Les associations spécialisées comme les personnes en situation de handicap n’ont qu’une attente : «un remboursement des fauteuils roulants à 100 %, selon nos besoins», résume Kareen Darnaud, atteinte d’une paralysie cérébrale neurodégénérative qui l’a rendue dépendante au fauteuil dès ses 20 ans. En trente-cinq années, elle a eu besoin de changer quatre fois de fauteuil pour suivre au mieux les évolutions de sa maladie. Le dernier en date lui a été facturé 10 000 euros.

Tonnes de paperasses

L’autre promesse de Gabriel Attal, mardi, était de «débureaucratiser la France, qu’il faut libérer du fardeau des règles et des normes». Ce «parcours du combattant» est aussi le problème des personnes en situation de handicap, régulièrement dénoncé par APF France Handicap. Du premier devis au remboursement, il faut compter des mois d’attente et un paquet de paperasse pour obtenir son fauteuil.
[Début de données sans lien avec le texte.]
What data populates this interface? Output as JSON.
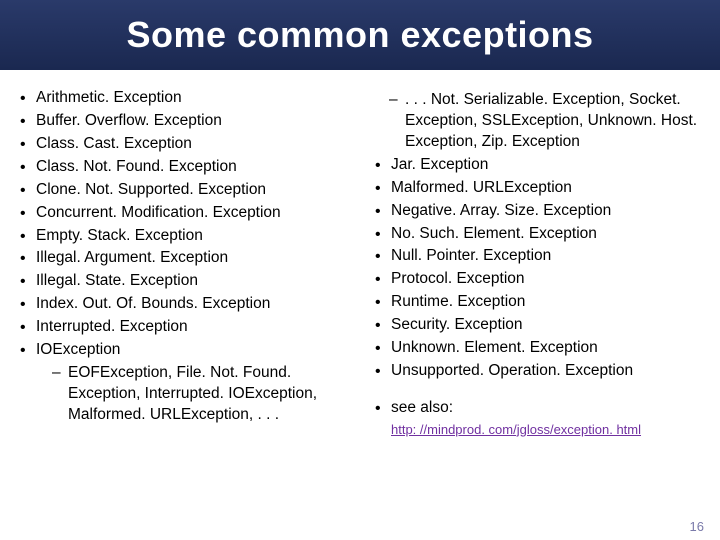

Deux ans pour Sylvie Planquelle.

Christophe Baouz, lui, «attend toujours». Paraplégique complet depuis un accident de moto en 2001, il a perdu l’usage du bas du corps à partir du nombril. Il y a un an, il a dû changer de fauteuil, abandonnant son modèle lambda pour passer à un «actif». En aluminium, ce genre d’engin permet de se déplacer seul en voiture, de travailler, d’être autonome. Prix : 7 000 euros. Pour faire ses courses et se déplacer dans les pentes de sa campagne de Seine-et-Marne, une roue électrique à l’arrière est essentielle : 7 000 euros de plus. Depuis sept mois, il tente de faire rembourser les 4 000 euros de reste à charge. La MDPH ne répond pas. Alors il s’endette, et patiente.
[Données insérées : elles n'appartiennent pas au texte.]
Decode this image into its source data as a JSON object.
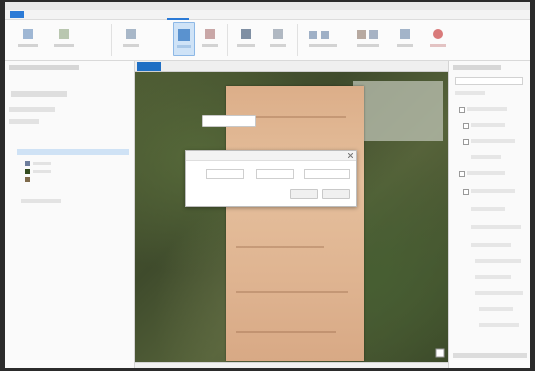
{
  "window": {
    "title": ""
  },
  "tabs": [
    {
      "label": ""
    },
    {
      "label": ""
    },
    {
      "label": ""
    },
    {
      "label": ""
    },
    {
      "label": ""
    },
    {
      "label": ""
    },
    {
      "label": ""
    },
    {
      "label": ""
    }
  ],
  "ribbon": {
    "buttons": [
      {
        "icon": "tool-icon",
        "label": "",
        "active": false
      },
      {
        "icon": "tool-icon",
        "label": "",
        "active": false
      },
      {
        "icon": "tool-icon",
        "label": "",
        "active": false
      },
      {
        "icon": "georeference-icon",
        "label": "",
        "active": true
      },
      {
        "icon": "tool-icon",
        "label": "",
        "active": false
      },
      {
        "icon": "tool-icon",
        "label": "",
        "active": false
      },
      {
        "icon": "tool-icon",
        "label": "",
        "active": false
      },
      {
        "icon": "tool-icon",
        "label": "",
        "active": false
      },
      {
        "icon": "tool-icon",
        "label": "",
        "active": false
      },
      {
        "icon": "close-icon",
        "label": "",
        "active": false
      }
    ]
  },
  "left_panel": {
    "title": "",
    "items": [
      {
        "label": ""
      },
      {
        "label": ""
      },
      {
        "label": ""
      }
    ]
  },
  "map": {
    "tab_label": "",
    "callout": ""
  },
  "dialog": {
    "title": "",
    "fields": [
      "",
      "",
      ""
    ],
    "buttons": [
      "",
      ""
    ]
  },
  "right_panel": {
    "title": "",
    "items": [
      {
        "label": ""
      },
      {
        "label": ""
      },
      {
        "label": ""
      },
      {
        "label": ""
      },
      {
        "label": ""
      }
    ]
  },
  "colors": {
    "accent": "#1f6fc4",
    "imagery_green": "#4d5a33",
    "scan_tan": "#dfb491"
  }
}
Les revendeurs aussi sont inquiets. Cette première version de la nomenclature les oblige à ne proposer que quinze modèles sur l’immense diversité que compte le marché. «Nous ne pourrons plus répondre aux besoins spécifiques des patients», déplore Tony Fleurisson. Les distributeurs comme lui occupent toute la France et l’outre-mer grâce à des centaines d’antennes de revente, «pour être les plus accessibles possible». Certaines vont fermer si la nomenclature est adoptée au printemps. Le professionnel tacle : «Le désert médical va s’étendre et ce seront les patients qui trinqueront.»